One of the first steps in analyzing high-dimensional functional genomics data is an exploratory analysis of such data. Cluster Analysis and Principal Component Analysis are then usually the method of choice. Despite their versatility they also have a severe drawback: they do not always generate simple and interpretable solutions. On the basis of the observation that functional genomics data often contain both informative and non-informative variation, we propose a method that finds sets of variables containing informative variation. This informative variation is subsequently expressed in easily interpretable simplivariate components. We present a new implementation of the recently introduced simplivariate models. In this implementation, the informative variation is described by multiplicative models that can adequately represent the relations between functional genomics data. Both a simulated and two real-life metabolomics data sets show good performance of the method.

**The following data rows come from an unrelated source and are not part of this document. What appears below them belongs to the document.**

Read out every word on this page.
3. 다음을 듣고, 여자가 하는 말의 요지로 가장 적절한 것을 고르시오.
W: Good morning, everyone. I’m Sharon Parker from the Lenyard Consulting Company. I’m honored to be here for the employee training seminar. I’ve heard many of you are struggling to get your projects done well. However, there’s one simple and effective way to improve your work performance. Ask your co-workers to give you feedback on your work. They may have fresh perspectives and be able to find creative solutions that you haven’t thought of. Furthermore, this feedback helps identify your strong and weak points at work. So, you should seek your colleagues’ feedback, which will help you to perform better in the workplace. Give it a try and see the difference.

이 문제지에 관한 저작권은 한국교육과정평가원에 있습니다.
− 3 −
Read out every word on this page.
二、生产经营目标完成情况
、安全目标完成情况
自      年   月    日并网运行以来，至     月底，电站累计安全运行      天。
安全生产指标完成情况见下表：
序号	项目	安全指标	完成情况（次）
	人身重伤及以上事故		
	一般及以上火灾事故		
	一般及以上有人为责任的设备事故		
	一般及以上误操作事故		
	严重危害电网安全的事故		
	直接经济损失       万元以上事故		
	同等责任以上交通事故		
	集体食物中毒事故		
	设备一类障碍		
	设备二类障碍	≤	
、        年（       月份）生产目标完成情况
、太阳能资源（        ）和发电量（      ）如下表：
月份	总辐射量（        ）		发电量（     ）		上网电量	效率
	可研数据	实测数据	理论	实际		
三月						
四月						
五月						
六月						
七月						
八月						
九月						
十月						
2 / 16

分析高维功能基因组学（functional genomics）数据的首要步骤之一，便是对这类数据开展探索性分析。聚类分析（Cluster Analysis）与主成分分析（Principal Component Analysis）通常便是首选方法。尽管二者应用场景广泛，却存在显著缺陷：它们并非总能生成简洁且可解释的结果。基于功能基因组学数据往往同时包含信息性变异与非信息性变异这一观测结论，我们提出了一种可识别携带信息性变异的变量集合的方法。该方法随后会将这些信息性变异转化为易于解释的简化多元（simplivariate）分量。 我们针对新近提出的简化多元（simplivariate）模型提出了一种全新的实现方案。在该实现方案中，信息性变异通过乘法模型进行描述，这类模型可充分表征功能基因组学数据间的关联关系。通过模拟数据集与两个真实代谢组学（metabolomics）数据集的验证，该方法展现出了优异的性能表现。